At the thought of her father, Chastity gave an involuntary sigh. One that her companion heard, even as he saw the slight puff of her veil.

“Is something the matter?”

“No,” she said. “Our business for today is concluded, I believe,
m’sieur
. I will go back to my office and consult with my si . . . my colleagues. You will ’ear from us by letter within ze week.” She stood up, holding out her gloved hand.

He took it. “How will I meet suitable prospects?”

“You will be told,” she said. “Always assuming that we can find a woman as willing as you to settle for a convenient marriage devoid of respect and affection. Good afternoon, Dr. Farrell.” She left him in the embrasure before he had time to recover his wits.

He took a step after her, anger replacing incredulity at her tart tone as much as her words, but she was hurrying through the crowded gallery and he couldn’t see himself arresting her to demand an apology in such a public place. But he would have one nevertheless. Of all the stiff-necked, self-righteous statements. How could she possibly know the realities of his work?
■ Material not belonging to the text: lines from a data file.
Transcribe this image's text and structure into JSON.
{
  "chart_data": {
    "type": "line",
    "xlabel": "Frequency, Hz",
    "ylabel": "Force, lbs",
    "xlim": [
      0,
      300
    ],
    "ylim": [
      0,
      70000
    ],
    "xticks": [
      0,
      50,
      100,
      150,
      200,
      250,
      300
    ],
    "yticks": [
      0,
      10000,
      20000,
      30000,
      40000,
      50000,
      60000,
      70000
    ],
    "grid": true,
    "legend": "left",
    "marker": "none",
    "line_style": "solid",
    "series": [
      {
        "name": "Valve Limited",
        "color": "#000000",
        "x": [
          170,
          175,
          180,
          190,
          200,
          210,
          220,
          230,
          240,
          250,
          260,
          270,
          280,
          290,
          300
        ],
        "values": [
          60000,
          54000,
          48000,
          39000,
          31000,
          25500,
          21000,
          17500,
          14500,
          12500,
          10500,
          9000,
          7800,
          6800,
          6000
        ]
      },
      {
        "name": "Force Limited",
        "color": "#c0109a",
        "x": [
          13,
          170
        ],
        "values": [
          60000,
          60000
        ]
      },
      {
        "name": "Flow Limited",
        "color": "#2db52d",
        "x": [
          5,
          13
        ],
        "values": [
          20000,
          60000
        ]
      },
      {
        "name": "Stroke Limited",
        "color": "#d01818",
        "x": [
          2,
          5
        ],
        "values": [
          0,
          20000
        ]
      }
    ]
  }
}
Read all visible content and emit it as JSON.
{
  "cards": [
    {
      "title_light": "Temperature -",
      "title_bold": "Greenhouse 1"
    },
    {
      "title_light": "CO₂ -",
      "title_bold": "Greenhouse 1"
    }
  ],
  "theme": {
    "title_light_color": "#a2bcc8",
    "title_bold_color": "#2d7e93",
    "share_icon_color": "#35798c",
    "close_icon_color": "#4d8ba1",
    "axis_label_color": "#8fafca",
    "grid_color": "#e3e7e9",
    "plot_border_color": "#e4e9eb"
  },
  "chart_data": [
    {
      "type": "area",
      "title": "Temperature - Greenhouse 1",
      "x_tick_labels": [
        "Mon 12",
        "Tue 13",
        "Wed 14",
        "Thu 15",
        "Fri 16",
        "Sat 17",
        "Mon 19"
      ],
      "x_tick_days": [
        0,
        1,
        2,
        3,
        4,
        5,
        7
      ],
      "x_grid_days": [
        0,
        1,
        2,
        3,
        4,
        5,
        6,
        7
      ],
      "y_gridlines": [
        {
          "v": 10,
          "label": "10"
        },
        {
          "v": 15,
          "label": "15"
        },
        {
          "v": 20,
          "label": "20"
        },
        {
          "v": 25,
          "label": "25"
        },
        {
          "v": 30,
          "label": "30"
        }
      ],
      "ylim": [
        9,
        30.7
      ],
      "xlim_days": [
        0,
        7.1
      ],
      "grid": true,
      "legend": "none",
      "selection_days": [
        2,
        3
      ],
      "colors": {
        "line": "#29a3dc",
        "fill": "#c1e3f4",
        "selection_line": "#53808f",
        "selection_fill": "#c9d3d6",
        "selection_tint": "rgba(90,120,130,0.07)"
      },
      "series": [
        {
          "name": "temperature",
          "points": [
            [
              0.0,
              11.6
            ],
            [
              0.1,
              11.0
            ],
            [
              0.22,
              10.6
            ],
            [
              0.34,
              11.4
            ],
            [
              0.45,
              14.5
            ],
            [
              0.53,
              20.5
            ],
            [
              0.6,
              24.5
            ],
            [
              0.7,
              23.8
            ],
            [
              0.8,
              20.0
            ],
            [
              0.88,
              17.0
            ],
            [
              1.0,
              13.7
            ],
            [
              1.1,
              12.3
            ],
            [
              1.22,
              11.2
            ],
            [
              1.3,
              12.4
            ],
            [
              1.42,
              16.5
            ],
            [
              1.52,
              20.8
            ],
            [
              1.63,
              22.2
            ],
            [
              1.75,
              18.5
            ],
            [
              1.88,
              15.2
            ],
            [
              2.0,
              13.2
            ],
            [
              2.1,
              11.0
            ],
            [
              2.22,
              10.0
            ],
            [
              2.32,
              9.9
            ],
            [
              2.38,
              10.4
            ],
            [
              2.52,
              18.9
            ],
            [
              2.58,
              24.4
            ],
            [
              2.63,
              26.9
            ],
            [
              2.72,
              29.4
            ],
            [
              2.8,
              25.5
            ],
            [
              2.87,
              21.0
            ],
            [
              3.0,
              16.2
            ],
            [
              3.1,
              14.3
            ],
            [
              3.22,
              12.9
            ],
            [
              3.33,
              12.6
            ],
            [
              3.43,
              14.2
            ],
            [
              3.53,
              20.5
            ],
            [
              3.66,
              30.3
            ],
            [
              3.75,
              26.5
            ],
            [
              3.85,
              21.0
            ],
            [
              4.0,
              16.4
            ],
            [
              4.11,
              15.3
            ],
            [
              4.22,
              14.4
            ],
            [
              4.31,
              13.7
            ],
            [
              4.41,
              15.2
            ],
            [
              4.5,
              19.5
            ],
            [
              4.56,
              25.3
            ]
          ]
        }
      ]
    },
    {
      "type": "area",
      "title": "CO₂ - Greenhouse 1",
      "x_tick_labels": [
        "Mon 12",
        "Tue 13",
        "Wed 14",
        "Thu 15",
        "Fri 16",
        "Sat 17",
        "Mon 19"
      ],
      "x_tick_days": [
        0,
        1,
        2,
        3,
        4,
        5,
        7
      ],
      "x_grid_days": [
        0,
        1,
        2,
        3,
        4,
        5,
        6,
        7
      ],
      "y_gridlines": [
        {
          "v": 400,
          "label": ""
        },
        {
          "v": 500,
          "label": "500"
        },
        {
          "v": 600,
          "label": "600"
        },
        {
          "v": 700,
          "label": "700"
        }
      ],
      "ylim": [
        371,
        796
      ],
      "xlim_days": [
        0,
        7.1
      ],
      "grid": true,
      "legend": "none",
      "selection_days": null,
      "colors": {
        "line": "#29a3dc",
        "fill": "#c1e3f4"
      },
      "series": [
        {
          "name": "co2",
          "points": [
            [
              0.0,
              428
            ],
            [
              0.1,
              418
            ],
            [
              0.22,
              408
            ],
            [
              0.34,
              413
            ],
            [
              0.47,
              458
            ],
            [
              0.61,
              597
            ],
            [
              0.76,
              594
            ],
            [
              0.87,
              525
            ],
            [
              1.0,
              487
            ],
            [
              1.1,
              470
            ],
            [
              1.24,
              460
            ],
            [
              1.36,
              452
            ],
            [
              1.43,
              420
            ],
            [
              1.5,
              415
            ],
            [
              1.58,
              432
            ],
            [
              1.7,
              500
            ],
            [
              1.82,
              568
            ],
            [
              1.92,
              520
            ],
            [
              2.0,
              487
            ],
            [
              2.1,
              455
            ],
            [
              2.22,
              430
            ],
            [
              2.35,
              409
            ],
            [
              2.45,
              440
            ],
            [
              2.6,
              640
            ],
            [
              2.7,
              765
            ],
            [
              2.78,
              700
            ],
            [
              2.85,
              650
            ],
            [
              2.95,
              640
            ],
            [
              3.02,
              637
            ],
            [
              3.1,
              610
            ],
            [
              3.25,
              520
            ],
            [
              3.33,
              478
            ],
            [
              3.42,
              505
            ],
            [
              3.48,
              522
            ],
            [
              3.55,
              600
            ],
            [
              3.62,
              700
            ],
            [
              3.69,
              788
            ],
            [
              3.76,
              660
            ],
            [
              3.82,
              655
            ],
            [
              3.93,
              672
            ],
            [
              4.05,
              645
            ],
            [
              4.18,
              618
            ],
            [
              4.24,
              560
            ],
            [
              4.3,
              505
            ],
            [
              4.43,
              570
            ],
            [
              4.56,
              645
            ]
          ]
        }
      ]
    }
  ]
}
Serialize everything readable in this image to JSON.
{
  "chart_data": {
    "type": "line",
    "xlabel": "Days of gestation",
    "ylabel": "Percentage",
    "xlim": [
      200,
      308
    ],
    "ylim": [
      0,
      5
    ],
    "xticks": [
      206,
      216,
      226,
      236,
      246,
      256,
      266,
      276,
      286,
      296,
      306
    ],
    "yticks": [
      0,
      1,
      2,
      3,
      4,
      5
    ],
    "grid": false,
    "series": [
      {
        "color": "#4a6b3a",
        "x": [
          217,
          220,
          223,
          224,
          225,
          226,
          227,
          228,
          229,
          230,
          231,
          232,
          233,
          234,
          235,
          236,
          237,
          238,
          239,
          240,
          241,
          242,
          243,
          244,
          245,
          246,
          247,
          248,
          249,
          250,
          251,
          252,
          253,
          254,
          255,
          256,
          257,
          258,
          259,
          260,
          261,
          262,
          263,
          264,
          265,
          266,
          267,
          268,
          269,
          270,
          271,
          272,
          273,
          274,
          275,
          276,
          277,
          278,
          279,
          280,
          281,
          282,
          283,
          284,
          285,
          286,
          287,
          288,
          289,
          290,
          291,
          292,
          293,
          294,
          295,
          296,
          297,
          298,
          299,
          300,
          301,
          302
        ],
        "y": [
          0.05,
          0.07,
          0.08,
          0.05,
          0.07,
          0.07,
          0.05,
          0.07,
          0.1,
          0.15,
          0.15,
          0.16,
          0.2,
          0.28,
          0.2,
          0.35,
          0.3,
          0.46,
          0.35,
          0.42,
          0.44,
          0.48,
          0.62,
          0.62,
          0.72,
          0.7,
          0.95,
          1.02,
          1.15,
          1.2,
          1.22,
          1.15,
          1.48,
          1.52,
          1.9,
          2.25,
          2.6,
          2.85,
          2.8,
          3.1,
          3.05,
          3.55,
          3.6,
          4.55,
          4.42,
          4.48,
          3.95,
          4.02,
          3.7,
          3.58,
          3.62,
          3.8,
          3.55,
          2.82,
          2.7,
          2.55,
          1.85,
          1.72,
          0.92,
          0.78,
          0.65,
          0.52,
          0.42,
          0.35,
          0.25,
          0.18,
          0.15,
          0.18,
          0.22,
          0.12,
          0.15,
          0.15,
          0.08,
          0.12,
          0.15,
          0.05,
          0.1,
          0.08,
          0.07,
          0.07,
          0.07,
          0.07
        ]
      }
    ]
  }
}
Of course, a little voice reminded him, he hadn’t told her of those realities, of the other side of his work, but that was not something he chose to broadcast to all and sundry. And besides, it was not relevant to the service the Go-Between was offering.

For all the progressive views put forward in
The Mayfair Lady,
it was clear that its writers and editors were people, women he assumed, of means as well as education. They would know nothing of the dismal streets of Earl’s Court, the tumbledown row houses where rats ran freely and the stench from the outhouses poisoned the air. They would know nothing of the realities of the tuberculosis and dysentery that lurked in every dark corner; of the desperate mothers trying to scrape together a penny for milk for their rickety children; of the men out of work, many of them drinking away whatever coins they could get in the noisome public houses that littered every street corner. Oh, no, it was one thing to pontificate about women’s suffrage and equal rights under the law, quite another to pit such grandiose views against the grim realities of the underclasses.